Christian martyr and saint. Lived and suffered martyrdom in the city of Nicomedia in Bithynia, Asia Minor;

died around 235 ce; the place of her martyrdom is variously given as Heliopolis, as a town of Tuscany, and as Nicomedia, Bithynia; daughter of Dioscorus.

To prevent his daughter Barbara from being disturbed in her studies, Dioscorus built a tower, surrounded by marvelous gardens. There, she spent her youth while receiving philosophers, orators, and poets dispatched by Dioscorus to instruct her in the meaning of all things. Without her father's knowledge, Barbara became converted to Christianity by a follower of Origen and secretly baptized. She threw out her statues of the "false gods," traced the sign of the cross over walls, resolved to remain a virgin, and dedicated herself to God. When Dioscorus threatened to kill his blaspheming daughter, Barbara fled to the mountains, but she was captured and handed over to Martianus, the Roman governor of Bithynia, to be dealt with by the law.
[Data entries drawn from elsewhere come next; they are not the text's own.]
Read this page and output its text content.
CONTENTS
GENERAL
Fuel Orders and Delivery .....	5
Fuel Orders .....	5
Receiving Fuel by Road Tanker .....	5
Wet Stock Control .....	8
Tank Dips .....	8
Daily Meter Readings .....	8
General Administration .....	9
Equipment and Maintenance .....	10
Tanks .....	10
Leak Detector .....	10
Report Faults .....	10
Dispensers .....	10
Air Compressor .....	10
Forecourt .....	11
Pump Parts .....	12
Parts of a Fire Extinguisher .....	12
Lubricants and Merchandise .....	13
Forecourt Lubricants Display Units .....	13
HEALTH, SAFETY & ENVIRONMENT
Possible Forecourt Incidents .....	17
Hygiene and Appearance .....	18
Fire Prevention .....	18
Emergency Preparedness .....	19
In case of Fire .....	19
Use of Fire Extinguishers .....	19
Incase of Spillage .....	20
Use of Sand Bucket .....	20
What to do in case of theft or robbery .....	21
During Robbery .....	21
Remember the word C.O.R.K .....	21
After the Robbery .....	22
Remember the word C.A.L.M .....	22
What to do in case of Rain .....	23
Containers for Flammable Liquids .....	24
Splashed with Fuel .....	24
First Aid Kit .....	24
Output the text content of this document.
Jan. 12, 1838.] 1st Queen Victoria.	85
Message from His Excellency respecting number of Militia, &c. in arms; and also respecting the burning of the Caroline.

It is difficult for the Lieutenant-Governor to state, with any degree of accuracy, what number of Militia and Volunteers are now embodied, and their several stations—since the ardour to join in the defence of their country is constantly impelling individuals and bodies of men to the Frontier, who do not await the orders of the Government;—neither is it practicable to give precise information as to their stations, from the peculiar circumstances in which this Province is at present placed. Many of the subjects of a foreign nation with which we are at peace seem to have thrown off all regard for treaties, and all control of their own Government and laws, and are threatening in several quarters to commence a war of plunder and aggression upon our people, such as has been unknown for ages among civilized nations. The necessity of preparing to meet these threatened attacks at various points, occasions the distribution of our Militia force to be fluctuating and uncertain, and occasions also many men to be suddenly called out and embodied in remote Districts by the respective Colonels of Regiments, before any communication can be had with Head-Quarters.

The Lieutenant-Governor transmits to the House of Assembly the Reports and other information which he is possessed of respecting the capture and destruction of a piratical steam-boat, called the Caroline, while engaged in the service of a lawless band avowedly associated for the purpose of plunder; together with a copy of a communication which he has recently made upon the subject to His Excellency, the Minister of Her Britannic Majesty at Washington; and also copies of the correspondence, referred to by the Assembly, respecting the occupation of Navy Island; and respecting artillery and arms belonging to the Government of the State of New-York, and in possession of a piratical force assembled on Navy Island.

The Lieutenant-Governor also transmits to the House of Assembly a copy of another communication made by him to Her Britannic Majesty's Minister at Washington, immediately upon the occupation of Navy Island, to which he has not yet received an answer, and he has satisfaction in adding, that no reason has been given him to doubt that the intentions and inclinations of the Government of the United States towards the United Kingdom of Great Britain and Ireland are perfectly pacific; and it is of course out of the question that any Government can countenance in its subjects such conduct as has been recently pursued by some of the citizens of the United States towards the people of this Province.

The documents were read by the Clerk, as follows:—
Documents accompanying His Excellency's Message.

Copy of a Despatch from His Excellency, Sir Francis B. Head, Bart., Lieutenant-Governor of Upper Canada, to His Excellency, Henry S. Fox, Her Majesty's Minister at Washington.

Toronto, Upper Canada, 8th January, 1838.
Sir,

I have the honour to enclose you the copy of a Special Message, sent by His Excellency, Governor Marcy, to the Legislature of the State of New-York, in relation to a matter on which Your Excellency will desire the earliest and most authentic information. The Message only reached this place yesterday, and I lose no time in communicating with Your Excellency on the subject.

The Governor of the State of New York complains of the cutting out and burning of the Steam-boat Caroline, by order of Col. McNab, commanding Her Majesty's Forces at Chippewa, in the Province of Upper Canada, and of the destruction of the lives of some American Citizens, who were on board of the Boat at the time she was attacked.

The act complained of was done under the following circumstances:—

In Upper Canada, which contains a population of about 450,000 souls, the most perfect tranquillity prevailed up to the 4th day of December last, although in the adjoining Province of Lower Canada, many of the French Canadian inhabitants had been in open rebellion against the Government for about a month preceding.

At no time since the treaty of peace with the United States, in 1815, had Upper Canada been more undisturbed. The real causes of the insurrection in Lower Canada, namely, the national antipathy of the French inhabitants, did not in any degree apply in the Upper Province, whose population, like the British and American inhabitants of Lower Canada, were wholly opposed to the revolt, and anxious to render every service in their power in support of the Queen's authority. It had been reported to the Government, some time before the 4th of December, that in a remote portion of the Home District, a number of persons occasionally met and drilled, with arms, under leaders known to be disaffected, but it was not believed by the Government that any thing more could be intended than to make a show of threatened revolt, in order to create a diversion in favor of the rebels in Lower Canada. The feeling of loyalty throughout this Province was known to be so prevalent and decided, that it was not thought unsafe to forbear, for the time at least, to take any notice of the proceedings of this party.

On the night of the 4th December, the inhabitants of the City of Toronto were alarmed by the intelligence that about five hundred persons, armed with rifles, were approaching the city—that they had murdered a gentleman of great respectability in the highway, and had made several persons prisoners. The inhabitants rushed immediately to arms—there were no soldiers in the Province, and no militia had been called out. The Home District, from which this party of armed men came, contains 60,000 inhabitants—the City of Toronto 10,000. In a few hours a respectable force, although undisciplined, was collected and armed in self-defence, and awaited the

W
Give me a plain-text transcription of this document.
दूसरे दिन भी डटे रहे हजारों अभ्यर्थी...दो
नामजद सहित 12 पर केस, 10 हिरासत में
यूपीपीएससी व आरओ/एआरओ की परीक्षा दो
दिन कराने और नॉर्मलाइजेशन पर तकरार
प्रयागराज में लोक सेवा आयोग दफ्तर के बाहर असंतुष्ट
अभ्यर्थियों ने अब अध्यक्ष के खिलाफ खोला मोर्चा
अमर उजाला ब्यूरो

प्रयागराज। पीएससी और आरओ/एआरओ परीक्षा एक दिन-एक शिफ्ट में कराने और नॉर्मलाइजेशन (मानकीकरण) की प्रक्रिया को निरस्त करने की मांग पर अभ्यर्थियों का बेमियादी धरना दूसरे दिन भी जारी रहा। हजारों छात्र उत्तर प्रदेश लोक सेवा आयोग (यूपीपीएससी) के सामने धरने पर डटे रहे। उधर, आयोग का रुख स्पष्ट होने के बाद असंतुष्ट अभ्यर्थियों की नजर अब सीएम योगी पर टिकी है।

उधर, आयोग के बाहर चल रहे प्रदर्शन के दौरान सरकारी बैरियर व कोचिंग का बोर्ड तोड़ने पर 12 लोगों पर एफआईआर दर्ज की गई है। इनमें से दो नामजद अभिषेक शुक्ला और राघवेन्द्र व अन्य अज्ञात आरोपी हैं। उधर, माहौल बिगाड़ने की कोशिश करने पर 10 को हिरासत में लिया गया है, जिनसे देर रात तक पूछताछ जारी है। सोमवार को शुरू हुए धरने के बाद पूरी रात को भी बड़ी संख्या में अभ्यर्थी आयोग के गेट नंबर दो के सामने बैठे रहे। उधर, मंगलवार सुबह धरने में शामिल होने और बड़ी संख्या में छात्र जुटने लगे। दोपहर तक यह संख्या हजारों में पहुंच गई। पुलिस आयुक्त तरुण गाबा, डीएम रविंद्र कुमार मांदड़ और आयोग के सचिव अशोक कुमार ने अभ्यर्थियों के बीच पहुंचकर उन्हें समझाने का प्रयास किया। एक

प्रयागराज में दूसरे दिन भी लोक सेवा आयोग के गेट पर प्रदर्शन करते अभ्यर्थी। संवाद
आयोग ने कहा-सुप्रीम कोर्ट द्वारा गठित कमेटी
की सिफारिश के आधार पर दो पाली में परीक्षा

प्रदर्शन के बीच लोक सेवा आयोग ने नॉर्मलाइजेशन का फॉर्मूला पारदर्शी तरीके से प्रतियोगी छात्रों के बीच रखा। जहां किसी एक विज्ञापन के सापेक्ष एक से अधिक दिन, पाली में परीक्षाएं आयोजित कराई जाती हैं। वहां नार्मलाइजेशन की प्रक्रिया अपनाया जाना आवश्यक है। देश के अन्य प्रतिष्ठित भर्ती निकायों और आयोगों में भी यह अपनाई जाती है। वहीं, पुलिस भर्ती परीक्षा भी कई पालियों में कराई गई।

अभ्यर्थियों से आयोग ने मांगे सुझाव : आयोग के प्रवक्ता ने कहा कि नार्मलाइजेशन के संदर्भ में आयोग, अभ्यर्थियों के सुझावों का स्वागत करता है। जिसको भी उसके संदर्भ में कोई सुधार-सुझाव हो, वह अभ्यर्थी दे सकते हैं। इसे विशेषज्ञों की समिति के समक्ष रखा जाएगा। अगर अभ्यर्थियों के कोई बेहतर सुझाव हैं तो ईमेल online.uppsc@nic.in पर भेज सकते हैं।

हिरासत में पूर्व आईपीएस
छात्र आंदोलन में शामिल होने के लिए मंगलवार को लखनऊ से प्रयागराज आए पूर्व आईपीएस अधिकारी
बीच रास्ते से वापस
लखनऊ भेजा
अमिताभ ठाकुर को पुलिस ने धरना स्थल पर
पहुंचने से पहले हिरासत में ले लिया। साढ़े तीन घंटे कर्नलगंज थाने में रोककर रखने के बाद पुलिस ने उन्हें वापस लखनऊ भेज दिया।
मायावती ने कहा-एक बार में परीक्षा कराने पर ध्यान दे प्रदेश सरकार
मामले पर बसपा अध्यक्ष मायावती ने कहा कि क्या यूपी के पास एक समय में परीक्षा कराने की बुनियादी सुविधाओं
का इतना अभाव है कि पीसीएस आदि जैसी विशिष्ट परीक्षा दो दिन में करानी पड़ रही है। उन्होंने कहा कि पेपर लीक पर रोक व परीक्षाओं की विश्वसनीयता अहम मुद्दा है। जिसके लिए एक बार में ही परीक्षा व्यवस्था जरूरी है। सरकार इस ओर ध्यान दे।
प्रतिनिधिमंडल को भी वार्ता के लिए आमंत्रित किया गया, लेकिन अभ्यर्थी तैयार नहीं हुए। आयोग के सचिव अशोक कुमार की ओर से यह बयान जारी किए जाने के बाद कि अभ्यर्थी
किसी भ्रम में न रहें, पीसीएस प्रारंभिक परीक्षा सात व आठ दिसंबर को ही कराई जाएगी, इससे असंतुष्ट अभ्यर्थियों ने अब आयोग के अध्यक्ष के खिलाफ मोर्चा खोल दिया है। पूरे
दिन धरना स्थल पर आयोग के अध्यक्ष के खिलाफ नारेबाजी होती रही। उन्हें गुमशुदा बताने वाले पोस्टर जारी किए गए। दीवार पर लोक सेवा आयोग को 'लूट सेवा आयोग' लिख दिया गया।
When Martianus failed in his attempts to make Barbara repudiate Christianity, Dioscorus asked for the honor of cutting off his daughter's head in punishment. Scarcely had the deed been done when, according to legend, Dioscorus was struck by lightning. St. Barbara became the patron saint of storms and artillery. At one time, her image was frequently placed on arsenals and powder magazines, and the powder room of a French warship is still called Sainte-Barbe. In Raphael's Sistine Madonna, she is depicted on the left of the Virgin Mary. The feast day of Saint Barbara is December 4.